Like a shark, this model only works as long as it can keep swimming forwards and consuming ever larger prey, otherwise they sink as the lack of real underlying growth is revealed and that this is no more than a gigantic carry trade. Buy a business, which with cost synergies can deliver an initial ROIC substantially ahead of funding costs (which today isn’t hard) and you’ll grow earnings. Do it enough and like the 1980’s conglomorates such as BTR, BET, Hanson etc who where playing the same game and you can generate some pretty impressive EPS growth, which you can use to convince some gullible analysts deserve a premium PE ratio. If the underlying business is still flat-lining with no growth, then the OpFCF yield should still reflect this.

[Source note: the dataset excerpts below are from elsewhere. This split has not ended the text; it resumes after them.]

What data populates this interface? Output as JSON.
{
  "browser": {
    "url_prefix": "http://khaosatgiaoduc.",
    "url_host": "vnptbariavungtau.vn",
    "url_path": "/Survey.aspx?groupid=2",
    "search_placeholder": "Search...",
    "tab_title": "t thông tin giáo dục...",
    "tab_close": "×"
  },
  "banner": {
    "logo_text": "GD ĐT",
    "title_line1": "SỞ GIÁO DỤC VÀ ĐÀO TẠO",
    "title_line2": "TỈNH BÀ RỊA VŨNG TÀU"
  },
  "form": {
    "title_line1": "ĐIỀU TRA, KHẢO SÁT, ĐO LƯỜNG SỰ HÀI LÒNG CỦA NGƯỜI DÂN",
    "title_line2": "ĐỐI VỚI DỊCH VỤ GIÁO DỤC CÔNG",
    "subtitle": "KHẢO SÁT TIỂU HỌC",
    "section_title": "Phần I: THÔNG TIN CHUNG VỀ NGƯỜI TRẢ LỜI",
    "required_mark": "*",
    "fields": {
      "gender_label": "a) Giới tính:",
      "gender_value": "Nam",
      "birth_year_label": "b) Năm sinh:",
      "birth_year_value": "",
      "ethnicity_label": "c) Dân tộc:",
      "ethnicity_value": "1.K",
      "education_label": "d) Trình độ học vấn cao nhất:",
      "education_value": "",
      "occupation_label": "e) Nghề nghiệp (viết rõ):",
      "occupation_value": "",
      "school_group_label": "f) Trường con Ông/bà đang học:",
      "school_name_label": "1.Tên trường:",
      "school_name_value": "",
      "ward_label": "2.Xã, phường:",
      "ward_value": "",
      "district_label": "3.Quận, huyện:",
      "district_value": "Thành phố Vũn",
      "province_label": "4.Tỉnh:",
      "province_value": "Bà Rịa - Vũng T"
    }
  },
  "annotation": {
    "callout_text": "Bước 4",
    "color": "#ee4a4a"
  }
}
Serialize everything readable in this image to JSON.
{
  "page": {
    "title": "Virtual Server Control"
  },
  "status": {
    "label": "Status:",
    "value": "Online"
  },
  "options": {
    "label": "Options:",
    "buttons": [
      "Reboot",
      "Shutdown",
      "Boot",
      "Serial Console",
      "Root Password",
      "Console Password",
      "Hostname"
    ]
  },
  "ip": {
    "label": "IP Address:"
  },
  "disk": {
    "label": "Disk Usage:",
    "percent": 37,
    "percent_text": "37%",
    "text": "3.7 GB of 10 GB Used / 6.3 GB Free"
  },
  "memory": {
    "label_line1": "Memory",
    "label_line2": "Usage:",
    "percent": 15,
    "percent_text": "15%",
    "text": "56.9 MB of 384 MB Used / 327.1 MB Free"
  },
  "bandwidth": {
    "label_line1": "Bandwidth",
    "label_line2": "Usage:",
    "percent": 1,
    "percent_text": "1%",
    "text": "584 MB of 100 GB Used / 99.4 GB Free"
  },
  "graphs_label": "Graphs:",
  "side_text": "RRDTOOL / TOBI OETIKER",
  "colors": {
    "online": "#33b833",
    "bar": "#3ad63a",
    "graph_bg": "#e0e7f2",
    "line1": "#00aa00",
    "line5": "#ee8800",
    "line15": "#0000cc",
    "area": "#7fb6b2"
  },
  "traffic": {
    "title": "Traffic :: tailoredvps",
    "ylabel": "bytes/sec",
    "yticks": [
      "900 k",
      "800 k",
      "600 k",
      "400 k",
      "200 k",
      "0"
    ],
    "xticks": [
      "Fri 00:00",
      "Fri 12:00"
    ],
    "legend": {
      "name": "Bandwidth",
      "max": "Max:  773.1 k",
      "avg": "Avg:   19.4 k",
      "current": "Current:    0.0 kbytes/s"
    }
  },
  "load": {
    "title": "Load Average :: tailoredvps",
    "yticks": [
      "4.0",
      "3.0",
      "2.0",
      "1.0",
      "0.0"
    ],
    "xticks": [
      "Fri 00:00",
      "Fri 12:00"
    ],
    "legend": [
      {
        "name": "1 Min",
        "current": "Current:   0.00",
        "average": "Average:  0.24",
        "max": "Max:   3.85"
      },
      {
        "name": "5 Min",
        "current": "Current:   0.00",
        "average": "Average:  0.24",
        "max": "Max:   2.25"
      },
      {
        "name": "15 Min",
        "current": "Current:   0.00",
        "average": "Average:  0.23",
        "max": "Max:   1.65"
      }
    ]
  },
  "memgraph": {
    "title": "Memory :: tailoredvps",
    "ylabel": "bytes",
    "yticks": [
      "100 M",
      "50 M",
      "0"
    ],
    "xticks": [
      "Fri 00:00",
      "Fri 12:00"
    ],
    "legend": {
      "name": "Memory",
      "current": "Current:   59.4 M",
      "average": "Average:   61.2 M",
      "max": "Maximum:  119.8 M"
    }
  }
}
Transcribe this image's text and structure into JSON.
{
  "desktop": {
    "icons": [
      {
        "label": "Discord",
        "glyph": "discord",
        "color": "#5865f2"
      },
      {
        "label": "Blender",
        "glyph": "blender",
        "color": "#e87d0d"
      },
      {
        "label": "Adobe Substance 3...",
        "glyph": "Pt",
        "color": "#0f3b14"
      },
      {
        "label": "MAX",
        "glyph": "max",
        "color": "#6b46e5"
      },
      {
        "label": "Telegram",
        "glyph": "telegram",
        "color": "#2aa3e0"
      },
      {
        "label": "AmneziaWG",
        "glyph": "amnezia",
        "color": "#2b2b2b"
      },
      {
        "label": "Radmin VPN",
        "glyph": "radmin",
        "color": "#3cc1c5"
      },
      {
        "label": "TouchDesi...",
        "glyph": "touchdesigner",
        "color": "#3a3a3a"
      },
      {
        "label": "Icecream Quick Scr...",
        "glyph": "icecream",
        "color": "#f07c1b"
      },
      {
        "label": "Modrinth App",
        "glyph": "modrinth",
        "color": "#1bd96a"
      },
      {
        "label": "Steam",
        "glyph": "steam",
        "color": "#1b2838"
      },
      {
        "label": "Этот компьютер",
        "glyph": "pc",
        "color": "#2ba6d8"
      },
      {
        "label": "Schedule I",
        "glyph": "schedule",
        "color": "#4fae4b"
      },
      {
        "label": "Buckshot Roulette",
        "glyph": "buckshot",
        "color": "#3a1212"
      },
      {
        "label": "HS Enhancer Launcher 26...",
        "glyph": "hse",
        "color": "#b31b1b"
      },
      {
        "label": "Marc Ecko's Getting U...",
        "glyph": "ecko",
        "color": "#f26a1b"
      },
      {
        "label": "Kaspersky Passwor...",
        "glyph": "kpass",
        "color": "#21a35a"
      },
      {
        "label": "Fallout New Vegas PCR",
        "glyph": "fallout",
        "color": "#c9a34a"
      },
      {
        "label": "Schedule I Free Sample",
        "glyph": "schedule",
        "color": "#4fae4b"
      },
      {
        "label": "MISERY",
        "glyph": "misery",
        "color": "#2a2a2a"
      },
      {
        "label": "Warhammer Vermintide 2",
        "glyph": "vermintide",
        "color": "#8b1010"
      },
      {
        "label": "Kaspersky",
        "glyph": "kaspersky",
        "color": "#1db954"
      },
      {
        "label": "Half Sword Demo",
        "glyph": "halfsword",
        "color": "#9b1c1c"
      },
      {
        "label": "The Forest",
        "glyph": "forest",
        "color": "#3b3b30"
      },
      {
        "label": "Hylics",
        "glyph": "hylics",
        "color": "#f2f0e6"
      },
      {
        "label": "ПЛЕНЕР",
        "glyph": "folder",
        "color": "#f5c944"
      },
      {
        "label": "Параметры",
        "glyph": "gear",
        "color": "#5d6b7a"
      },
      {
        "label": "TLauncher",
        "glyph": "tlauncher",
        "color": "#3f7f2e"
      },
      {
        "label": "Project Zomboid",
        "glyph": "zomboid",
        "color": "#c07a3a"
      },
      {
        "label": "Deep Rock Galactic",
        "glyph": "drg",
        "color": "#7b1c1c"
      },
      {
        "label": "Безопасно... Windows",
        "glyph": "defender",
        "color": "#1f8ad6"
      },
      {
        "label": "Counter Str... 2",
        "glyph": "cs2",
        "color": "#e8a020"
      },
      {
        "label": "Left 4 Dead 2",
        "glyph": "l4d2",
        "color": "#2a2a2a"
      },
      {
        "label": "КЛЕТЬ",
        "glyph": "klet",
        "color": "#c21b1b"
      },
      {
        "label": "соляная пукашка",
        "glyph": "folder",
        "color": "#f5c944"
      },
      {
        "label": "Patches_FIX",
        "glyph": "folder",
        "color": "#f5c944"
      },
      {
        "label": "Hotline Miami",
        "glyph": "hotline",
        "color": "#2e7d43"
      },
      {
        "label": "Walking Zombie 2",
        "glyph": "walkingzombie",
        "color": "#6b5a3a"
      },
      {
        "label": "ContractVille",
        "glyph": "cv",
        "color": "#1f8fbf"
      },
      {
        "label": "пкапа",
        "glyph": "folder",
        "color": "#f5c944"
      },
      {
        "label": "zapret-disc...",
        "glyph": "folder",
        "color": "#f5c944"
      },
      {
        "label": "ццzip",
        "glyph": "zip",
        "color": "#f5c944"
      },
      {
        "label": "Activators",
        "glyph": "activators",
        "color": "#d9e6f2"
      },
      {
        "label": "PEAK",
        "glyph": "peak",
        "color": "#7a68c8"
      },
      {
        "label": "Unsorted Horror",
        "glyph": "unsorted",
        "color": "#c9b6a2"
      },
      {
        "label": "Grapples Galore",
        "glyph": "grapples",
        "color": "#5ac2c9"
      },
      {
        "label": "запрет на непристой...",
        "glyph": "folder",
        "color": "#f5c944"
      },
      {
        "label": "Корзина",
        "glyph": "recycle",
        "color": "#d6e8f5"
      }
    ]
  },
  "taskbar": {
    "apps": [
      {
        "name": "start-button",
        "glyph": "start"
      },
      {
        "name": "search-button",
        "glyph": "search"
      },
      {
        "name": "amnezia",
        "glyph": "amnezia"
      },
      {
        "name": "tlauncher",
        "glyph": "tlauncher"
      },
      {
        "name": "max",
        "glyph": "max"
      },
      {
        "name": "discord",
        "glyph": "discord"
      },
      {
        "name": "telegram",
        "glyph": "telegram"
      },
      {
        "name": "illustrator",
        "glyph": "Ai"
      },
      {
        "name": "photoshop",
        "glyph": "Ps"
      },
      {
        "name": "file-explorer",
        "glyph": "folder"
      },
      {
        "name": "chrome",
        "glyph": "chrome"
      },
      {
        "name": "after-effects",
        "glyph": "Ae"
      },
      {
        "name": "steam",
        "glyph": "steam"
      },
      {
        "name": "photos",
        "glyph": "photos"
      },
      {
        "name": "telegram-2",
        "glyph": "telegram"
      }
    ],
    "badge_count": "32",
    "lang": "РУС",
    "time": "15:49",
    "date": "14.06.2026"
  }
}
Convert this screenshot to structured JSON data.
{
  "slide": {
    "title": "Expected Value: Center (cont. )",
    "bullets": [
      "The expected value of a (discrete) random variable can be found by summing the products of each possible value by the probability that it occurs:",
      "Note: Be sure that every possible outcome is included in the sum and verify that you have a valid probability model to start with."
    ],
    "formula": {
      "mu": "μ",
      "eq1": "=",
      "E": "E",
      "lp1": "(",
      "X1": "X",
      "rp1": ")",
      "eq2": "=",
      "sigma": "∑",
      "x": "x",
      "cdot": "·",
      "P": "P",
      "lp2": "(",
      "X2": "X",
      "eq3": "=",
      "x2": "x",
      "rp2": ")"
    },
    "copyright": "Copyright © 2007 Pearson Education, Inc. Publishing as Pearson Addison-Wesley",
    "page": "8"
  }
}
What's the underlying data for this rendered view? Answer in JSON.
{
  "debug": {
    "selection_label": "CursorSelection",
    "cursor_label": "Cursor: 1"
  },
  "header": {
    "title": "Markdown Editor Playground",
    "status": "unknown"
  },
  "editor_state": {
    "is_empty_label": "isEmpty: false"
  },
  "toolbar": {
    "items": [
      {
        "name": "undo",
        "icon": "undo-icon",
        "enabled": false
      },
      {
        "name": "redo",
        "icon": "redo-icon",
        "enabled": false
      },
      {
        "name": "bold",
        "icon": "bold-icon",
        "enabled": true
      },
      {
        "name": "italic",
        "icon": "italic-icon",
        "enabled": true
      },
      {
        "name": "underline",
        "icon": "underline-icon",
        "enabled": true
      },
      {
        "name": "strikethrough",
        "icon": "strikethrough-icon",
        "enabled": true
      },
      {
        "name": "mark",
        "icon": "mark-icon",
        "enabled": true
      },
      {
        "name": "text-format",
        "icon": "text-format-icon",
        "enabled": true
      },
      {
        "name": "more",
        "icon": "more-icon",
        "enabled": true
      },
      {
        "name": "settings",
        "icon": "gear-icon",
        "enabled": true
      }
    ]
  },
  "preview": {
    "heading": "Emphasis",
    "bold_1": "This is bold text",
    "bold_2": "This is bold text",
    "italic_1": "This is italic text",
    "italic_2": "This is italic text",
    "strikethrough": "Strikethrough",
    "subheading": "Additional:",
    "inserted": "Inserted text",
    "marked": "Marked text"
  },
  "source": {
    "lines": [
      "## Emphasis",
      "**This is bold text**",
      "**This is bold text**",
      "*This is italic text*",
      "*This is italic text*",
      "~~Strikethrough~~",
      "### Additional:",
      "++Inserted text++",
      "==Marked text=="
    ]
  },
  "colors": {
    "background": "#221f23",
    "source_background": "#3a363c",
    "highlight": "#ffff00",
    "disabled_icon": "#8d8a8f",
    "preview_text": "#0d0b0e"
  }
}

The real question is about opportunity value and whether a management is adding real value for shareholders or just short term EPS accretion from a asymmetric carry trade. Adding value will be when post cost synergies, the implied growth being priced into the acquired asset is less that the organic growth being generated from it. Adding to EPS growth meanwhile just needs the initial EBITA yield to exceed the cost of capital, which if debt funded may be less than 5%. For example, if I bought a group with zero growth, then it’s OpFCF yield should be the same as the equity cost of capital, which for ease of explanation let’s make 10%. For such a company making post synergy OpFCF of say £10m, that would suggest a justifiable purchase EV of approx £125m (10%/£10m plus the tax shield, assuming interest tax relief remains in place, with corporation tax at 20%). As the OpFCF of £10m is also post tax, this might suggest a pre-tax profit on this business of £12.5m. From an earnings perspective, if one funded this with debt at say 5%, then this would be interest expense of -£6.25m, which would halve the PBT to £6.25m, which after a 20% tax provision would be accretive to your earnings to the tune of +£5m. The reason why you can pursue an acquisition strategy that is earning accretive, but value neutral (or even negative) is because the interest funding cost fails to reflect the full forecasting risk of debt (see Modigliani & Miller), which is why exploiting this asymmetric risk proposition can deliver fictional value. But hey, when there is a whole industry out there pushing stock recommendation on a PE basis, there are investors to be harvested!